Davacı…., trafik kazası sonucu ölen sigortalının hak sahiplerine bağlanan ilk ve ek peşin aylıkların davalılardan rücuan tahsilini istemiştir.
Mahkeme, ilamında belirtildiği şekilde isteği kısmen hüküm altına almıştır.
Hükmün, davacı Kurum avukatı tarafından temyiz edilmesi üzerine, temyiz isteğinin süresinde olduğu anlaşıldıktan ve……tarafından düzenlenen raporla dosyadaki kâğıtlar okunduktan sonra işin gereği düşünüldü ve aşağıdaki karar tespit edildi.
1-Dosyadaki yazılara, toplanan delillere ve hükmün dayandığı gerektirici sebeplere göre davacı Kurum avukatının sair temyiz itirazlarının reddi gerekir.
2- Dava, ilk peşin ve ek peşin değerli aylıkların %100’ünün 1479 Sayılı Yasanın 63. maddesine göre tahsili istemine ilişkindir. Ceza davasında alınan Adli tıp raporu ile eldeki davada alınan kusur raporunun birbirini teyit ederek davalı sürücü Ahmet’in 2/8, bir kısım davalılar murisi ölü sürücü ……6/8 oranında kusurlu bulunması karşısında, sadece ilk peşin değerli aylığın tamamının hüküm altına alınmasına dair mahkeme kabulünde bir isabetsizlik bulunmamaktadır.
Ancak, dava Borçlar Kanununun 51. maddesinde düzenlenen teselsül hükümleri doğrultusunda açılmıştır.

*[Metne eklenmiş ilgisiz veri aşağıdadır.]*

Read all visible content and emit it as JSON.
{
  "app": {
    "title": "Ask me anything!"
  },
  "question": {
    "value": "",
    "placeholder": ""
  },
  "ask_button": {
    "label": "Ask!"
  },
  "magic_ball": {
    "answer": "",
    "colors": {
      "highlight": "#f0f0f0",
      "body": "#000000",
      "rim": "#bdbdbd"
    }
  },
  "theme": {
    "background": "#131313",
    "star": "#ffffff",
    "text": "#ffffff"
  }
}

Borçlar Kanununun 51. maddesinde ki “Müteaddit kimseler muhtelif sebeplere (haksız muamele, akit, kanun) binaen mesul oldukları takdirde haklarında birlikte bir zarar vukuuna sebebiyet veren kimseler hakkındaki hükümlere göre muamele olunur.” düzenlemesi, birden çok kişinin, gerek haksız eylem, gerek sözleşme ve gerekse yasa kuralı gibi sebeplerden ve aynı zarar
için zarara uğrayana karşı sorumluluğu durumunda, bunlar arasında Borçlar Kanununun 50. maddesinde yer alan bir zarara ortaklaşa sebep olanlar hakkındaki sorumluluğa ilişkin kuralların uygulanma gereği karşısında, davalıların sorumluluğu belirlenirken teselsül hükümlerine göre hüküm tesis edilmeyip, sürücülerin kusur oranları esas alınarak yazılı biçimde davalıların sorumluluğuna hükmedilmesi, usul ve yasaya aykırı görülmüştür.
Ne var ki, bu aykırılık yeniden yargılamayı gerektirmediğinden hüküm bozulmamalı, Hukuk Usulü Muhakemeleri Kanunu’nun 438. maddesi gereğince düzeltilerek onanmalıdır.
SONUÇ: Hüküm fıkrasının (1) No’lu bendinin tamamen silinerek, yerine, “1-Davanın kısmen kabulü ile 78,89 TL tutarındaki ilk peşin aylığın onay tarihinden işleyecek yasal faiziyle birlikte davalılardan müştereken ve müteselsilen tahsili ile fazlaya ilişkin istemin reddine” hükmünün yazılmasına kararın bu biçimiyle DÜZELTİLEREK ONANMASINA, 05.10.2010 gününde oybirliğiyle karar verildi.